ANALYSIS: China’s stock market vola​tility​


​​​​​China’s stock market volatility has limited implications for commercial real estate

By Dr. Megan Walters
Head of Research, Asia Pacific Capital Markets
 

China’s stock market volatility has limited implications for commercial real estate​

Recent dramatic movements in stock markets have highlighted the differences in terms of volatility between equity investments and real estate. The direct effects on the property market are relatively limited.

The news from our JLL teams around the Asia Pacific region is that so far investors remain attracted to real estate as an alternative to stock markets. As yet we have not seen any major real estate deals fall over due to the stock market gyrations following both June and August equity market fallouts.

Real estate represents a port in a storm for investors

At a time when investors face such uncertainty, the illiquidity of real estate offers respite from the effect of falling prices on portfolios. The stable income streams on longer run lease contracts in real estate assets also reduce volatility in the sector. Price gyrations in the short-run are therefore only determined by cap rates, which have been mostly unchanged over the past six months.

Investors faced with by-the-minute decisions to make on whether to buy, sell or hold stock in the face of constantly changing pricing information can take comfort that the real estate portion of their portfolio is relatively immune from short term price swings.

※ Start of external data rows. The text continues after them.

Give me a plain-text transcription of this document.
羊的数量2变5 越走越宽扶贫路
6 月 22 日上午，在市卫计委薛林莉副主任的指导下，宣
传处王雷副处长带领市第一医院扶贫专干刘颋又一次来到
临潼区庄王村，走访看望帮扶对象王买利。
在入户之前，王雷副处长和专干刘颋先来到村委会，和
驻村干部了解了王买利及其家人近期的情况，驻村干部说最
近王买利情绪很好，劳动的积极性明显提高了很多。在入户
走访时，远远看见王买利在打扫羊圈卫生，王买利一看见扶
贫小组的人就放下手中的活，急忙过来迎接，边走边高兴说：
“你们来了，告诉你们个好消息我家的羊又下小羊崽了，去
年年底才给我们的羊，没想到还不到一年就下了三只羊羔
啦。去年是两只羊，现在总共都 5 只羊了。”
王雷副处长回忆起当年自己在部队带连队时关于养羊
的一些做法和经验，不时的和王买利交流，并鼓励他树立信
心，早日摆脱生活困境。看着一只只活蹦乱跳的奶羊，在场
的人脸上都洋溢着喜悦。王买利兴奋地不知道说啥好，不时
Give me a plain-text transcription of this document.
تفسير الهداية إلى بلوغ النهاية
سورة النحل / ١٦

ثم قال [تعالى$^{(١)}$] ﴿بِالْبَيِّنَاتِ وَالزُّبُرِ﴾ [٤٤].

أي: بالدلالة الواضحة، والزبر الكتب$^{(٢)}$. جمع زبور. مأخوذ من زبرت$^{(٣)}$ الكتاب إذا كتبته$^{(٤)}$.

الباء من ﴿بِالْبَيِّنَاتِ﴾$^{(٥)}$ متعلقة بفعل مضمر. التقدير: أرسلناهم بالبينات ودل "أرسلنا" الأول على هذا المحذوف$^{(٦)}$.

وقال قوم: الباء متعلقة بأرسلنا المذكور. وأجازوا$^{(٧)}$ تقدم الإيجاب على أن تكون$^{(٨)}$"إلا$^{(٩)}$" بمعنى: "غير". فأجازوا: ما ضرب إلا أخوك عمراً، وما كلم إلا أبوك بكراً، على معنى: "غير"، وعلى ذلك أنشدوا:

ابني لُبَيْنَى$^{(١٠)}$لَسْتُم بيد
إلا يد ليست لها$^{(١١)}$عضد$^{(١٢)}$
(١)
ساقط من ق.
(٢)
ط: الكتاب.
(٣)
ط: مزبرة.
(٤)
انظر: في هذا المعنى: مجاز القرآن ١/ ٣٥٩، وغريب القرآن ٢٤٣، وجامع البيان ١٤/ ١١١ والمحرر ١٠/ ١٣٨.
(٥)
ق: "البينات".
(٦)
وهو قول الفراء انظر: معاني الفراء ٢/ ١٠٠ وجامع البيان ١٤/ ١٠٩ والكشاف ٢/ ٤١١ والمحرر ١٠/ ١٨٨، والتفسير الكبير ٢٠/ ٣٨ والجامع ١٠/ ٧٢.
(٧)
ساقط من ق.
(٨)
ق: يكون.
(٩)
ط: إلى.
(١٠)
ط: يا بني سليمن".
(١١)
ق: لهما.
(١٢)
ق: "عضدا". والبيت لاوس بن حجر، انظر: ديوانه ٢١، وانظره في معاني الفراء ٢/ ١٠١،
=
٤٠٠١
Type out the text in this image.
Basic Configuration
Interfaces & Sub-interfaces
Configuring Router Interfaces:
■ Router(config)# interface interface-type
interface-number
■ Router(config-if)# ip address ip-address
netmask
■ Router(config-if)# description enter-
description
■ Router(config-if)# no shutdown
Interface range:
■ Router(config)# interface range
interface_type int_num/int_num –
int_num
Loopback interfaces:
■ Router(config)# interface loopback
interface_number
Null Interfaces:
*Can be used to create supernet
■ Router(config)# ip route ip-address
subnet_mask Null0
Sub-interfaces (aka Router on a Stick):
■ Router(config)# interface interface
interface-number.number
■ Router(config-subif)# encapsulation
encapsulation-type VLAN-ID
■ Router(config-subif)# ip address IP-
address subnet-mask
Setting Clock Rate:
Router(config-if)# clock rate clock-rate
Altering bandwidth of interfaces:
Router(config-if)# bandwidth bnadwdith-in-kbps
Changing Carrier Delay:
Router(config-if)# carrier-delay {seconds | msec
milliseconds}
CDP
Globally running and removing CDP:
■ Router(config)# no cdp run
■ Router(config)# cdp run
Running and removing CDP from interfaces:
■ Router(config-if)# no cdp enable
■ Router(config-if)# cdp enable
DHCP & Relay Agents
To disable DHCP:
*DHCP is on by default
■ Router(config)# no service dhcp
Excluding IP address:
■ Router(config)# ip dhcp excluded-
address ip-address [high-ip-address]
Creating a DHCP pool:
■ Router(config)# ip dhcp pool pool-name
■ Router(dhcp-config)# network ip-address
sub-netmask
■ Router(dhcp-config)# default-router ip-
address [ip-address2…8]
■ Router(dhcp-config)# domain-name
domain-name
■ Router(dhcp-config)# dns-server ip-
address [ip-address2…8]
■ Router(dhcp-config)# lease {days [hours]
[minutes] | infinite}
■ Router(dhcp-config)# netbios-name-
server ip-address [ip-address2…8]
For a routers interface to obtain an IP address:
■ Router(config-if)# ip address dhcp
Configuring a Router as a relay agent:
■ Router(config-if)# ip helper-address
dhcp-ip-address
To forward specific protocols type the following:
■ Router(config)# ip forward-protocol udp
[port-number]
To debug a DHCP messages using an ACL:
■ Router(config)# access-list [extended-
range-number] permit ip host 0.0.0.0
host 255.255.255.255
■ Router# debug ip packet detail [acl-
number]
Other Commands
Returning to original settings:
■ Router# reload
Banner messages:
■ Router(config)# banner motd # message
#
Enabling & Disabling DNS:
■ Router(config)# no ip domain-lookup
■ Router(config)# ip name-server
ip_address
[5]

It is also worth noting that the Chinese government recently relaxed regulations to make it easier for Chinese investors to buy commercial real estate overseas. Given local market volatility and currency movements, overseas investment may increase in attractiveness.

The economic picture in China is mixed

A crash in Chinese stocks does not tell us much about the real economic conditions in China. The limited amount of institutional investment and the absence of international investment mean that the market does not get the level of analysis that others might.

Recent economic data coming from China have been mixed rather than unrelentingly negative as many headlines might suggest. The service PMI (Purchasing Manager Index) hit an 11-month high in July. This is a positive sign that rebalancing towards a more sustainable growth model is underway. Weaker than expected manufacturing PMI did raise justifiable concerns. However the manufacturing PMI has become a less useful guide to conditions in the industrial sector.

Policy makers are likely to plan future moves to ensure maximum stability​

There has been much discussion about financial reform in China to ensure a clear path for long-term economic growth. China's policy makers have substantial room to further loosen policy. The lending rate still stands high even after several cuts since last November; fiscal policy can be relaxed too; and based on the budget projections, a sizable boost from government spending is expected in the second half of this year.

However, recent events mean that policy makers will take careful pause in planning future moves to ensure maximum stability.